Lawyer Samiullah Afridi (also not a relation), who is now defending Shakil Afridi for his upcoming appeal on June 21, says that these accusations have been concocted in order to justify slamming him in jail. Had Afridi actually been tried for treason, on the basis of working for a foreign intelligence agency, it’s unclear that he would have been convicted, and it most likely would have caused even greater friction with the United States. It also might have raised uncomfortable questions about bin Laden’s long term presence in Pakistan. Instead, says the lawyer, he has been accused of supporting terror, largely based upon the fine he paid to Mangal Bagh. Charging Afridi with providing material support to a terrorist group will also make it more difficult for US officials to challenge Afridi’s case.  “A ransom is not support,” Afridi fumes. “When a man comes to your clinic asking for medical assistance, you don’t ask first if he belongs to a terror group.”

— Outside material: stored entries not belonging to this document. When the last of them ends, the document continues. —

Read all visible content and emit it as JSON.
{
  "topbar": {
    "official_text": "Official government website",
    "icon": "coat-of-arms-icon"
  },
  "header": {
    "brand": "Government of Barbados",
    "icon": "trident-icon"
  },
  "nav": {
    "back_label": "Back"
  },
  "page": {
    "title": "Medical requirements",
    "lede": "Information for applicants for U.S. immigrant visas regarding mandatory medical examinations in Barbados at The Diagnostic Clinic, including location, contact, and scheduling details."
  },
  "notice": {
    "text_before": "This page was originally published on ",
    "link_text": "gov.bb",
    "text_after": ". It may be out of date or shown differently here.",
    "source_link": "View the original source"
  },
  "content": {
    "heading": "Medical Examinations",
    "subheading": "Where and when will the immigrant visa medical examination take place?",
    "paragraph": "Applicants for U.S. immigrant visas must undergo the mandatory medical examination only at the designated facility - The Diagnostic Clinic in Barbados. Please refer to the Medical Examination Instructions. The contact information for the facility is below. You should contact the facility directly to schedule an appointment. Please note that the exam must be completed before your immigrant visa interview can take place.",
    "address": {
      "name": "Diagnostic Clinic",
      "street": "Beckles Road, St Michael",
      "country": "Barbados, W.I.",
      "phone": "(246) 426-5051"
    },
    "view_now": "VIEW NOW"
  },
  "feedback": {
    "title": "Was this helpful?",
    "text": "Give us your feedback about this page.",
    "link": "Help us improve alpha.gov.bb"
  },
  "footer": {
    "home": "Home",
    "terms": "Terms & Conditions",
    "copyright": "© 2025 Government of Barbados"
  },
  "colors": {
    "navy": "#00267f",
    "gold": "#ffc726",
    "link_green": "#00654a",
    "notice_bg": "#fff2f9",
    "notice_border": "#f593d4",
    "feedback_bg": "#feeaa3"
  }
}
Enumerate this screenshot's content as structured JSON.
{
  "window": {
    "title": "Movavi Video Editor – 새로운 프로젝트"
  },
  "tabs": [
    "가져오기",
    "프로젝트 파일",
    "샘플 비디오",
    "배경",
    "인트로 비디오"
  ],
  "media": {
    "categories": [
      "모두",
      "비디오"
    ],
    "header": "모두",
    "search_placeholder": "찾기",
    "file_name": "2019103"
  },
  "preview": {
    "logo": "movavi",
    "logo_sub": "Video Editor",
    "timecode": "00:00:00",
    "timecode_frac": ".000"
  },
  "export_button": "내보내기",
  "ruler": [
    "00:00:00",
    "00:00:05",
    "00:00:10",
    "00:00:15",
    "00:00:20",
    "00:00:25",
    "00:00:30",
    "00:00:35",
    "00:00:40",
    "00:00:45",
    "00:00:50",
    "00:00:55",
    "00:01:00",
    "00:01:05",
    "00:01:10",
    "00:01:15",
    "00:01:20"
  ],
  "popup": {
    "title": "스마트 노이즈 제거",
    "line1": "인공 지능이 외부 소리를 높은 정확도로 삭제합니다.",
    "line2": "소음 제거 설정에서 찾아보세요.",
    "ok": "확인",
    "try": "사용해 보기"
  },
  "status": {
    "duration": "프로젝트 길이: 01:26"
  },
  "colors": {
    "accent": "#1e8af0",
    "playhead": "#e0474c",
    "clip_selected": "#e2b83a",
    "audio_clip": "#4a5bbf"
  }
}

But as far as Ayub Afridi is concerned, you also don’t offer unnecessary medical procedures, especially when you know your patients can’t get a second opinion. When his sister didn’t get better, and when he heard the complaints about Dr. Afridi’s care, he took her to the hospital in the provincial capital of Peshawar. When the doctors examined her there, he says, they found that not only had her appendix been crudely removed, but that her surrounding organs had been damaged as well. There was little they could do. He says his sister today is neither dead nor alive—she exists in a semi-vegetative state and requires constant care. It’s ironic, he says, that Dr. Afridi has been accused of treason and charged with supporting terrorists, when his real crimes go unnoticed. “Everyone from here to Landi Kotal [a town on the other side of Khyber Agency] will say they want to kill Shakil Afridi, but it has nothing to do with Abbotabad and bin Laden. It is because he made them suffer, he killed and hurt and robbed them. He is no hero.”